No discussion about scoring deer is complete until we address abnormal points or "how to score a non-typical buck". Well the easiest thing to do if you truly have a knarly, huge non-typical rack is to take it to an official record book scorer. But for the bucks that maybe only have an uneven rack with pretty simple abnormal points, its really not that difficult.
A non-typical rack is scored the exact same way as we described above, the only difference is how to figure in the abnormal points. As we mentioned above, abnormal points are usually located off of the side/bottom (or wherever) of the main beams and/or off of other points. For the most part, a "scoreable" abnormal point is any abnormal point that is at least 1" long and is longer than it is wide.
Note: Some "odd ball" points that may be located off of the top of the main beam and do not have a match on the opposite antler can also be considered an abnormal point. These points usually originate off of the main beam before the last circumference (C4) measurement location. Many main beams have "unpaired" normal points located beyond the C4 measurement that are not present on the other main beam (i.e. typical 11-pt racks). These points are considered normal points (Gs) on that side and should not be recorded as abnormal points.

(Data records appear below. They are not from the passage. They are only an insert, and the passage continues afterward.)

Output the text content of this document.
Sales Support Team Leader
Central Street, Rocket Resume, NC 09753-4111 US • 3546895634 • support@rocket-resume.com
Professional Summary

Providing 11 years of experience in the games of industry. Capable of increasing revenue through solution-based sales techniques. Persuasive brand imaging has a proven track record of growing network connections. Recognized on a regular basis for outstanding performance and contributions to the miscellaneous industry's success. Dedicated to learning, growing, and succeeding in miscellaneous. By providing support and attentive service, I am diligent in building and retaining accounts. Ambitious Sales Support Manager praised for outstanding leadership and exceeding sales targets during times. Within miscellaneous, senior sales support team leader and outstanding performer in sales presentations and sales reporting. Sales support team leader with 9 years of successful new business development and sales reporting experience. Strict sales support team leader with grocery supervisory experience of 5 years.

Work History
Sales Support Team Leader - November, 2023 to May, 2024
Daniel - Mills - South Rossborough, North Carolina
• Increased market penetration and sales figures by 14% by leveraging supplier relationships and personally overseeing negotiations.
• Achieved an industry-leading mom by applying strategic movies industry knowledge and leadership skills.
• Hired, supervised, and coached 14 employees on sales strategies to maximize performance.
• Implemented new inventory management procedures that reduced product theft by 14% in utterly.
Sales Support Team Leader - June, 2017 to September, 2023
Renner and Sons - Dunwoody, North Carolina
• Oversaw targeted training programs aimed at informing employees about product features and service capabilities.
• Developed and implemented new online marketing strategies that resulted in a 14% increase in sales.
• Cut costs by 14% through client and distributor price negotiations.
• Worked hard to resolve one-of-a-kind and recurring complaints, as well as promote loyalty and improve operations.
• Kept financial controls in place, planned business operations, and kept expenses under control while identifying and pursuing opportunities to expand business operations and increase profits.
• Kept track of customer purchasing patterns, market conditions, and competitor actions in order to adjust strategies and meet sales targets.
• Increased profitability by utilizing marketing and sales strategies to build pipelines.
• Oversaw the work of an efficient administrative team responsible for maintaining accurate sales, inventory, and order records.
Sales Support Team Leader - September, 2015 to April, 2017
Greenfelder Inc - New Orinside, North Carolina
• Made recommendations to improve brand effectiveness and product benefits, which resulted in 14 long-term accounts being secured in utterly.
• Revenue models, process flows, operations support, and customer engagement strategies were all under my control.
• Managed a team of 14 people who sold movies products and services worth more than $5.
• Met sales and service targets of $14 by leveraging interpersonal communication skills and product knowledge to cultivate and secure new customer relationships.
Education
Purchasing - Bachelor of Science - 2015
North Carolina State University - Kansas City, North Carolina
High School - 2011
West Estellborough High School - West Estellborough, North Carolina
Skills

Measuring each abnormal point is done the same way as normal points. Starting at the base of each antler, measure all of the abnormal points for that antler and record them. Do the same for all of the abnormal points found on the opposite antler. Once you have them recorded, add them all up and record a total for the abnormal points.
Once you have your Abnormal Points Total, simply take your net typical score and add the abnormal points total to it. This will give you a Net Non-Typical Score.
It is now time to discuss how the presence of abnormal points effect a Typical score. If you have your abnormal points total, you need to add this amount to your "difference column". Once you have this new total, you must take it away from your gross typical score in order to determine your Net Typical Score.
Note: The simplest way to put it is to first determine a Net Typical Score, then add the abnormal points for your Net Non-Typical Score or subtract the abnormal points to determine your Final Net Typical Score.
Hopefully you can see that there is a difference between a typical and non-typical score. A buck may be scored as both typical and non-typical but can only be entered into the trophy books one way. Most people determine which way they want their deer scored by whichever total is the largest. I try to look at whichever is the best representation of the deer. A big typical buck with a lot of small abnormal points may get his typical score "hammered" and could appear to be small on paper. The same buck's larger, non-typical score may give a better representation of how big the guy really is.
I hope this information proves useful and that you enjoy hours of entertainment scoring your deer.
Do you have any additional information about "Scoring Deer" that you would like to share?
It is not our intention to make a bunch of "want-a-be" professional deer scorers out there, we would just like to shed some light on the subject that may help hunters score their antlers as accurately as possible.
Any antler score taken by someone other than a certified Boone and Crockett scorer is not an official score and should not be represented as such.